For 3 months research took place in regards to approaching the different dairies in WA for this project. 
It was a very turbulent time for the dairy industry and it was with some relief for the group, that Kevin Sorgiovanni Managing Director, Harvey Fresh Milk, Harvey, became interested in the idea.
At this time Harvey Fresh was the only totally Western Australian owned, family business in Western Australia and they could see the benefit of this unique opportunity to do something totally unexpected, to surprise the consumers with a new visual look, by carrying an extra art message on their labels. It could also be a marketing advantage for Harvey Fresh but would be perceived by the general community as a community service.

Harvey Fresh agreed to support the project and in March 2001 Harvey Fresh made available half of their label space for six different labels, with art messages, to go out on 90,000 bottles of the 1 litre milk container, each week, for three consecutive weeks. The artists worked to specifications given to them by Ian Parkes from Label Power in Malaga who produce labels for Harvey Fresh.
Harvey Fresh Milk is distributed to Coles and Woolworth’s Supermarkets all over Western Australia and many smaller supermarket chains like Supa Valu.

In September 2000 the Milkmaids applied for a Strategic Marketing Grant from the WA Ministry of Culture, to assist with label production, marketing costs and a small administration fee. They were successful in their Application and received $18,000 for the project.
Assistant manager Public Relations and marketing Caron Irwin and Marketing and Public Relations Officer Cherie Hardingham-Braid came on board to assist in promoting the project.

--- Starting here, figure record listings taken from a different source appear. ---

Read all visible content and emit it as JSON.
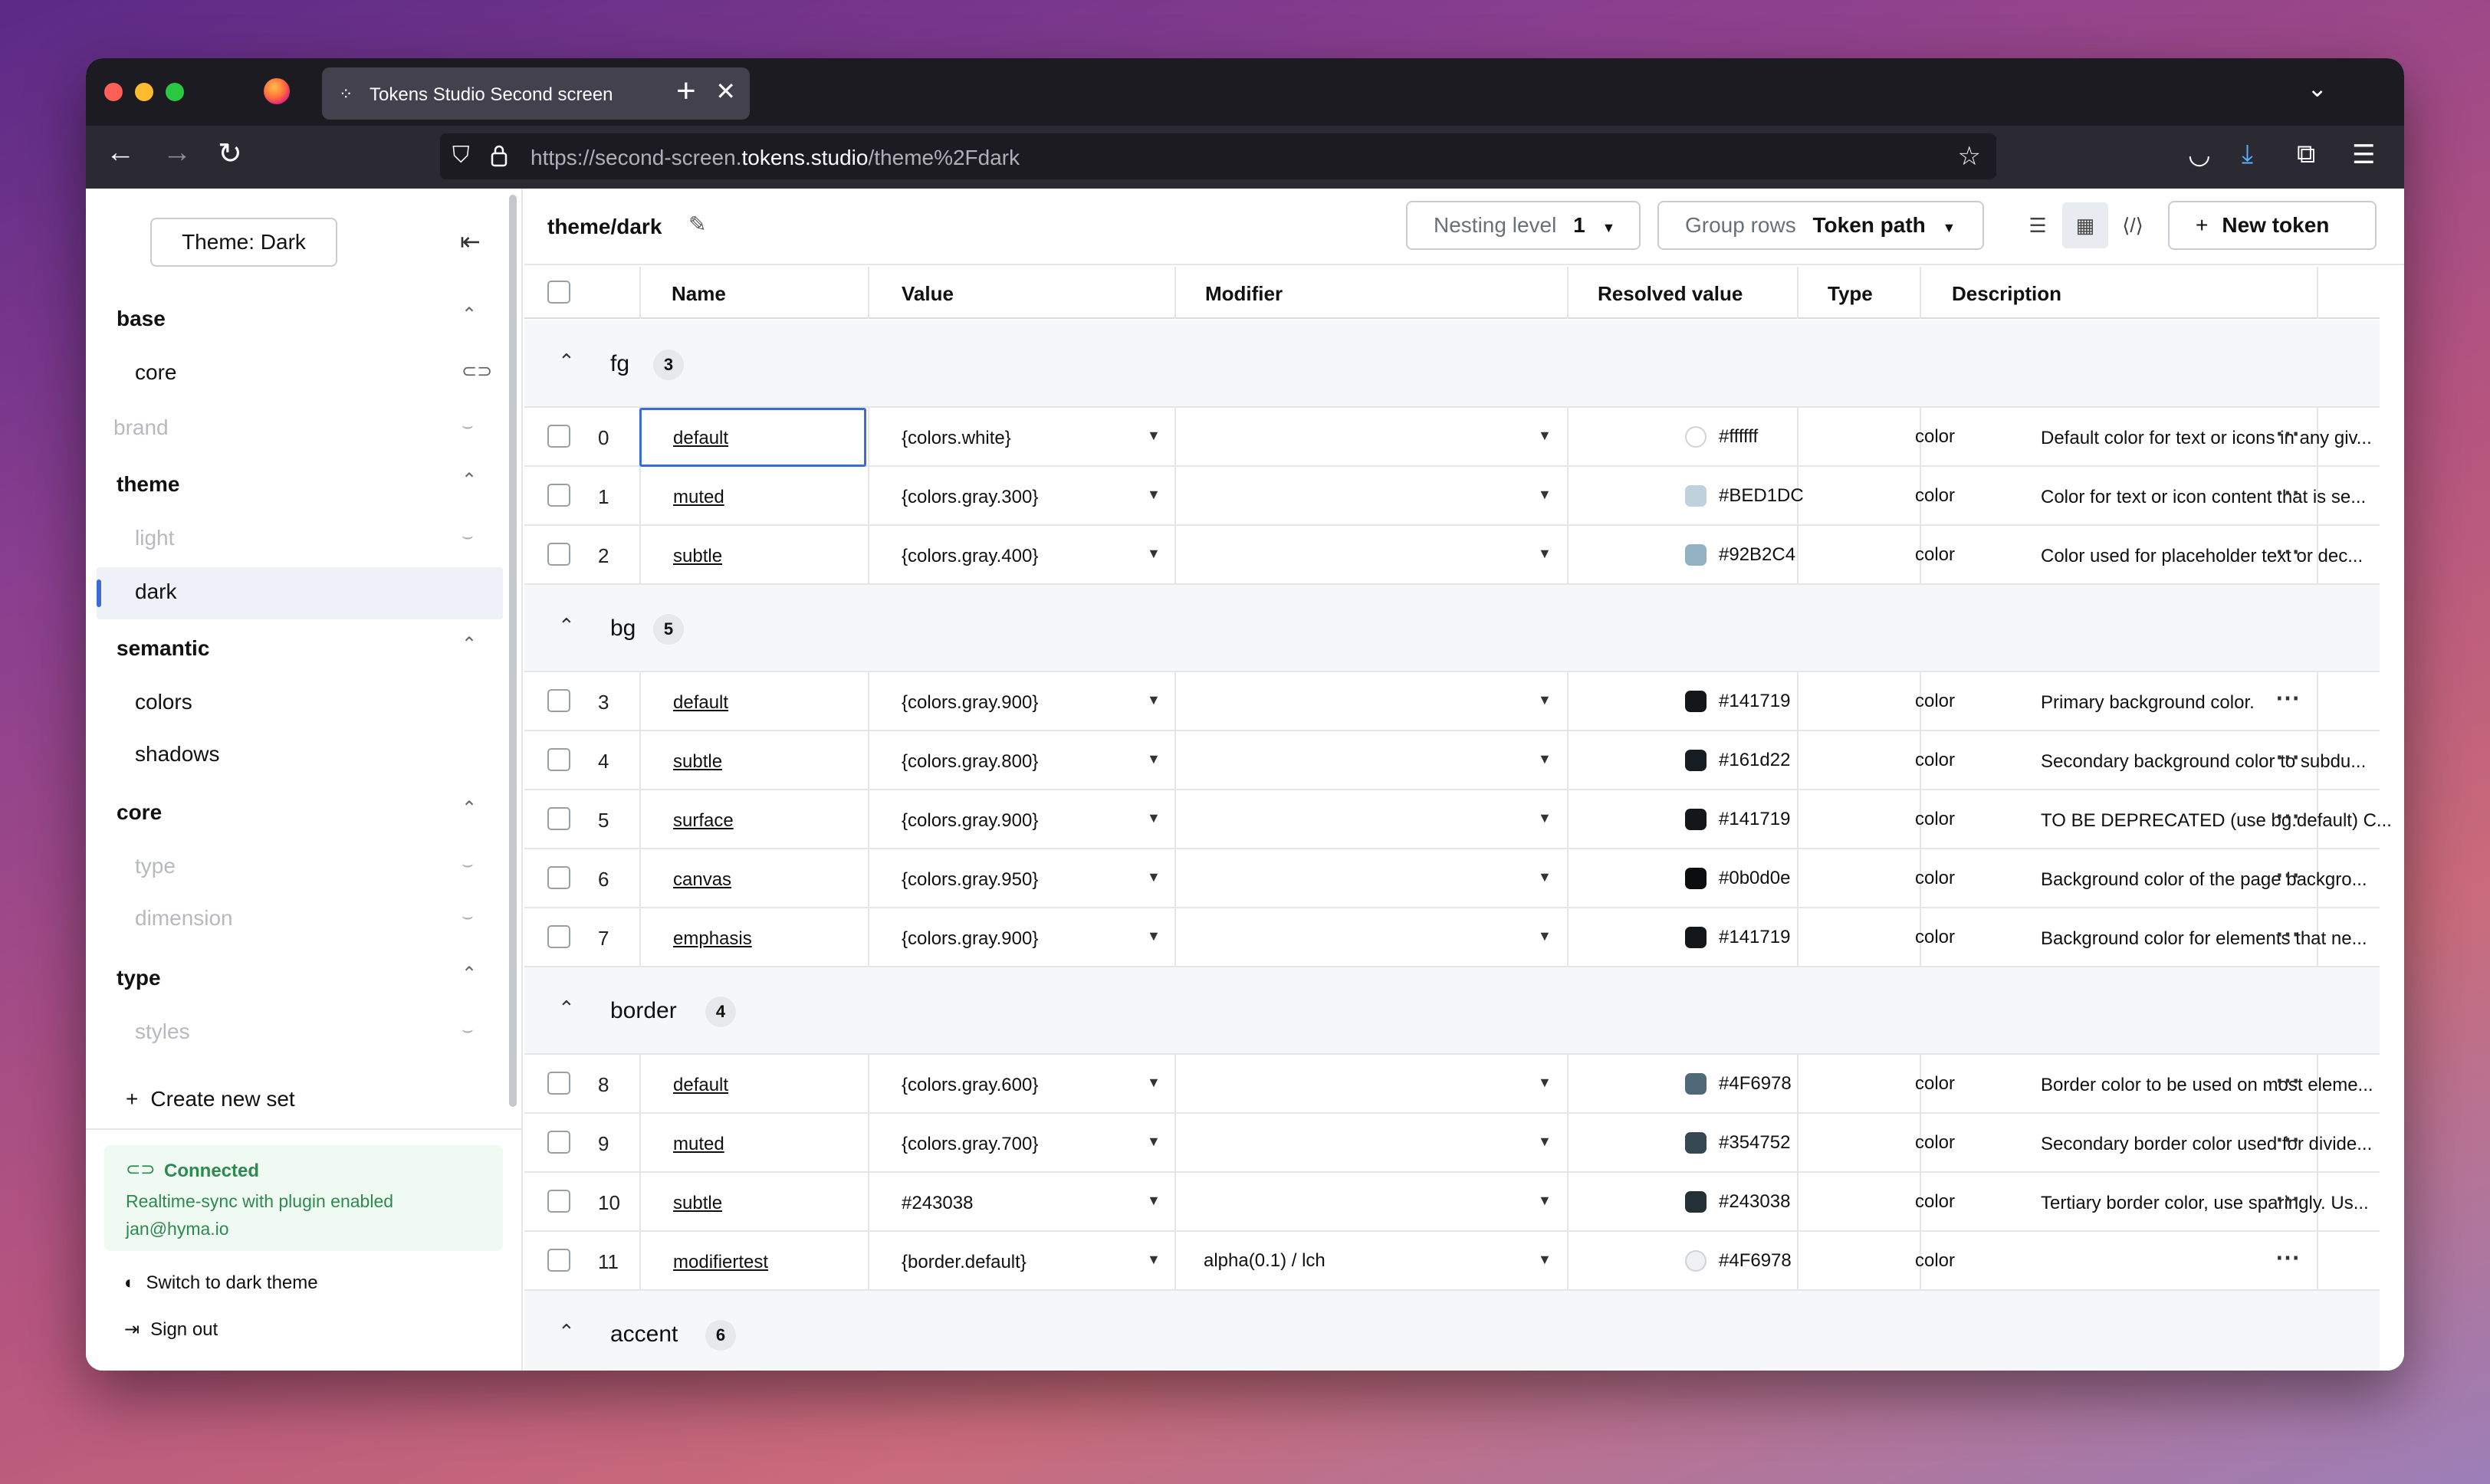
{
  "browser": {
    "tab_title": "Tokens Studio Second screen",
    "tab_close": "✕",
    "new_tab": "+",
    "tab_list": "⌄",
    "url_prefix": "https://second-screen.",
    "url_domain": "tokens.studio",
    "url_path": "/theme%2Fdark",
    "back": "←",
    "forward": "→",
    "reload": "↻"
  },
  "sidebar": {
    "theme_button": "Theme: Dark",
    "collapse_icon": "⇤",
    "groups": [
      {
        "label": "base",
        "chevron": "⌃"
      },
      {
        "label": "theme",
        "chevron": "⌃"
      },
      {
        "label": "semantic",
        "chevron": "⌃"
      },
      {
        "label": "core",
        "chevron": "⌃"
      },
      {
        "label": "type",
        "chevron": "⌃"
      }
    ],
    "items": {
      "core": "core",
      "brand": "brand",
      "light": "light",
      "dark": "dark",
      "colors": "colors",
      "shadows": "shadows",
      "type": "type",
      "dimension": "dimension",
      "styles": "styles"
    },
    "create_set": "Create new set",
    "connection": {
      "title": "Connected",
      "line1": "Realtime-sync with plugin enabled",
      "line2": "jan@hyma.io"
    },
    "switch_theme": "Switch to dark theme",
    "sign_out": "Sign out"
  },
  "main": {
    "title": "theme/dark",
    "nesting_label": "Nesting level",
    "nesting_value": "1",
    "group_rows_label": "Group rows",
    "group_rows_value": "Token path",
    "new_token": "New token",
    "columns": [
      "Name",
      "Value",
      "Modifier",
      "Resolved value",
      "Type",
      "Description"
    ]
  },
  "groups": [
    {
      "name": "fg",
      "count": "3",
      "tokens": [
        {
          "idx": "0",
          "name": "default",
          "value": "{colors.white}",
          "modifier": "",
          "resolved": "#ffffff",
          "color": "#ffffff",
          "type": "color",
          "desc": "Default color for text or icons in any giv..."
        },
        {
          "idx": "1",
          "name": "muted",
          "value": "{colors.gray.300}",
          "modifier": "",
          "resolved": "#BED1DC",
          "color": "#BED1DC",
          "type": "color",
          "desc": "Color for text or icon content that is se..."
        },
        {
          "idx": "2",
          "name": "subtle",
          "value": "{colors.gray.400}",
          "modifier": "",
          "resolved": "#92B2C4",
          "color": "#92B2C4",
          "type": "color",
          "desc": "Color used for placeholder text or dec..."
        }
      ]
    },
    {
      "name": "bg",
      "count": "5",
      "tokens": [
        {
          "idx": "3",
          "name": "default",
          "value": "{colors.gray.900}",
          "modifier": "",
          "resolved": "#141719",
          "color": "#141719",
          "type": "color",
          "desc": "Primary background color."
        },
        {
          "idx": "4",
          "name": "subtle",
          "value": "{colors.gray.800}",
          "modifier": "",
          "resolved": "#161d22",
          "color": "#161d22",
          "type": "color",
          "desc": "Secondary background color to subdu..."
        },
        {
          "idx": "5",
          "name": "surface",
          "value": "{colors.gray.900}",
          "modifier": "",
          "resolved": "#141719",
          "color": "#141719",
          "type": "color",
          "desc": "TO BE DEPRECATED (use bg.default) C..."
        },
        {
          "idx": "6",
          "name": "canvas",
          "value": "{colors.gray.950}",
          "modifier": "",
          "resolved": "#0b0d0e",
          "color": "#0b0d0e",
          "type": "color",
          "desc": "Background color of the page backgro..."
        },
        {
          "idx": "7",
          "name": "emphasis",
          "value": "{colors.gray.900}",
          "modifier": "",
          "resolved": "#141719",
          "color": "#141719",
          "type": "color",
          "desc": "Background color for elements that ne..."
        }
      ]
    },
    {
      "name": "border",
      "count": "4",
      "tokens": [
        {
          "idx": "8",
          "name": "default",
          "value": "{colors.gray.600}",
          "modifier": "",
          "resolved": "#4F6978",
          "color": "#4F6978",
          "type": "color",
          "desc": "Border color to be used on most eleme..."
        },
        {
          "idx": "9",
          "name": "muted",
          "value": "{colors.gray.700}",
          "modifier": "",
          "resolved": "#354752",
          "color": "#354752",
          "type": "color",
          "desc": "Secondary border color used for divide..."
        },
        {
          "idx": "10",
          "name": "subtle",
          "value": "#243038",
          "modifier": "",
          "resolved": "#243038",
          "color": "#243038",
          "type": "color",
          "desc": "Tertiary border color, use sparingly. Us..."
        },
        {
          "idx": "11",
          "name": "modifiertest",
          "value": "{border.default}",
          "modifier": "alpha(0.1) / lch",
          "resolved": "#4F6978",
          "color": "#f0f1f3",
          "type": "color",
          "desc": ""
        }
      ]
    },
    {
      "name": "accent",
      "count": "6",
      "tokens": []
    }
  ]
}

The artists did not seek Artists Fees.  The reasons for this are that in this instance they did not feel that they were involved in a commercial transaction and they wanted to make a contribution to the general community in the same way that many people contribute freely to the positive promotion of sport.  However they do think it is important that artists are paid for any further work with Harvey Fresh and that their work is copyrighted.

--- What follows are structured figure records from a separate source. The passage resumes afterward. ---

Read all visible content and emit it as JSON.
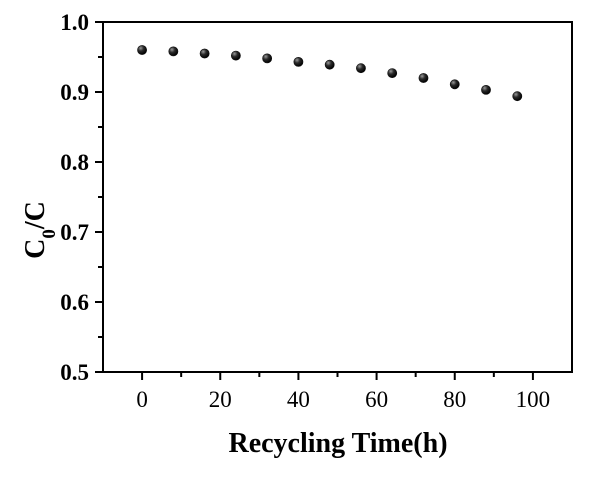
{
  "chart_data": {
    "type": "scatter",
    "title": "",
    "xlabel": "Recycling Time(h)",
    "ylabel_main": "C",
    "ylabel_sub": "0",
    "ylabel_tail": "/C",
    "xlim": [
      -10,
      110
    ],
    "ylim": [
      0.5,
      1.0
    ],
    "x_ticks": [
      0,
      20,
      40,
      60,
      80,
      100
    ],
    "x_tick_labels": [
      "0",
      "20",
      "40",
      "60",
      "80",
      "100"
    ],
    "y_ticks": [
      0.5,
      0.6,
      0.7,
      0.8,
      0.9,
      1.0
    ],
    "y_tick_labels": [
      "0.5",
      "0.6",
      "0.7",
      "0.8",
      "0.9",
      "1.0"
    ],
    "grid": false,
    "legend": "none",
    "series": [
      {
        "x": [
          0,
          8,
          16,
          24,
          32,
          40,
          48,
          56,
          64,
          72,
          80,
          88,
          96
        ],
        "y": [
          0.96,
          0.958,
          0.955,
          0.952,
          0.948,
          0.943,
          0.939,
          0.934,
          0.927,
          0.92,
          0.911,
          0.903,
          0.894
        ],
        "marker_color": "#111111"
      }
    ]
  }
}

Positive generic messages about art were aimed at target audiences over the three-week project:
1. ‘brand new culture’ featured a pink cow which changed stylistically from a traditional etching to a digitally remixed abstract, was used as the project logo.
2. Contemporary art was  highlighted and the general population was reminded of the enormous contribution the arts make to culture with ‘art-as common as milk and bread, get into some fresh stuff’.
3. The important role artists play in creating a sense of community was shown through Julie Dowling’s’ message ‘artists tell our stories’, which showed a huge boab tree used as a prison for aboriginal prisoners near Derby in the north west of the state.
4. The importance of art to children was emphasised with the message ‘art starts young’ – featuring a colourful child’s drawing, aimed at young children and their parents.
5. Young people were also targeted with the messages as ‘When I grow up I want to be an artist’ and 
6.‘artists make a difference’.
7. Youth was targeted with the message ‘art makes you think for yourself’.

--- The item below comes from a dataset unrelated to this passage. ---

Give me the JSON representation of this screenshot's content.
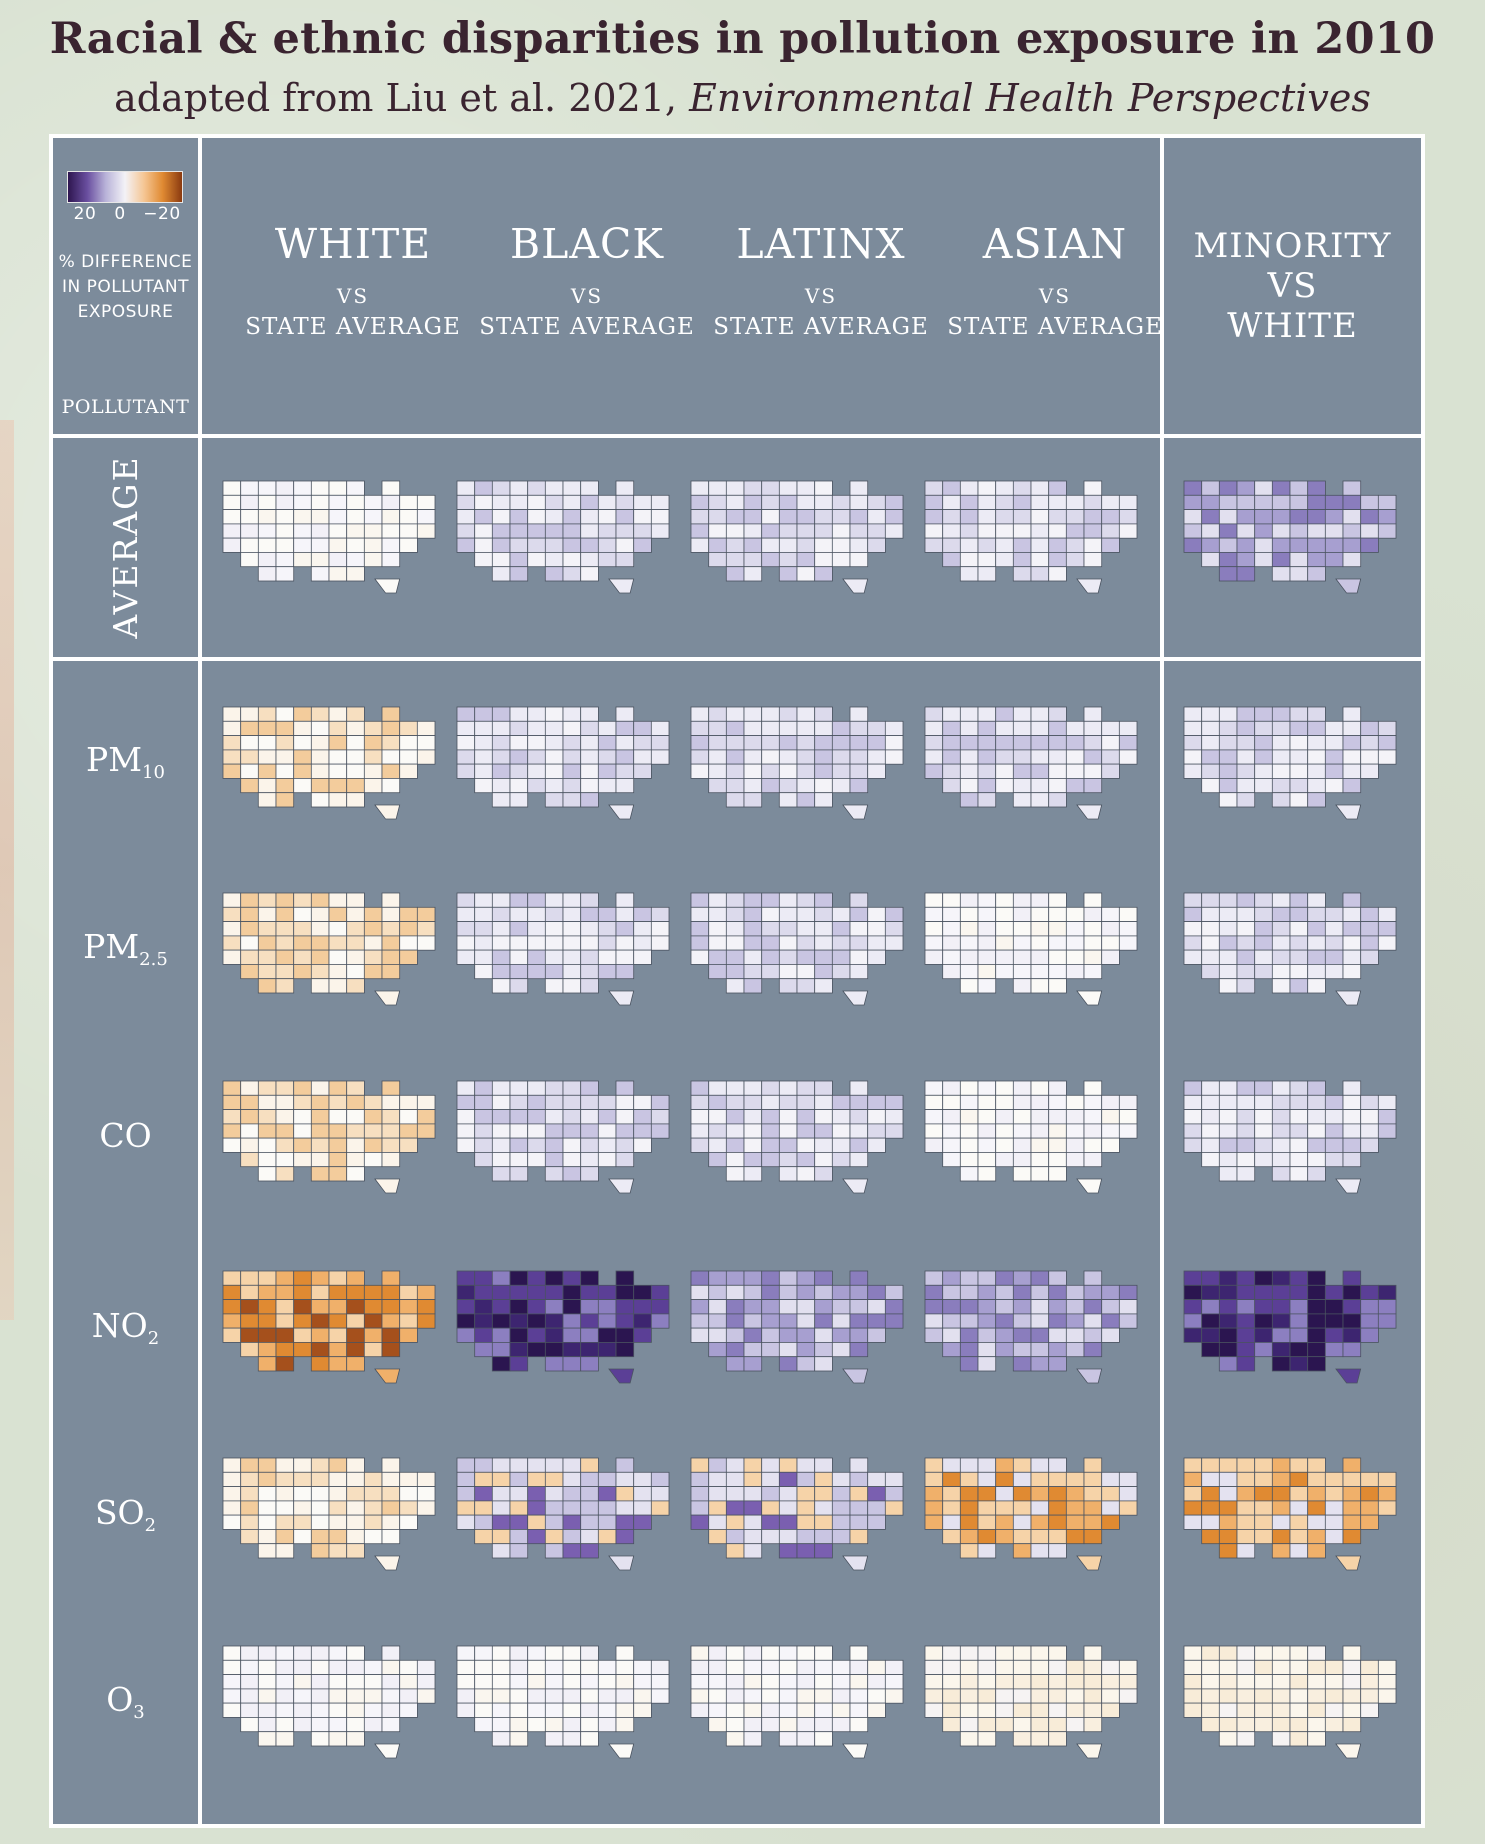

The milkmaids publicised the project by holding a Public Launch in Forrest Place, in the centre of Perth, on Saturday March 31st  2001 from 10am to 12 am.
At the launch Harvey Fresh provided milkshakes free to passers-by and milkmaids wearing pink cow T-shirts gave out 2,000 fridge magnets free to promote the message  brand new culture.

The newly appointed Minister for Culture and the Arts the Honorable Sheila McHale opened the launch and Jo Darbyshire and Kevin Sorgiovanni also gave speeches.
Artists supplied a large material banner and paints and passers-by and children were invited to help paint a variety of pink cows to celebrate the occasion.  This was very successful with over 500 people participating.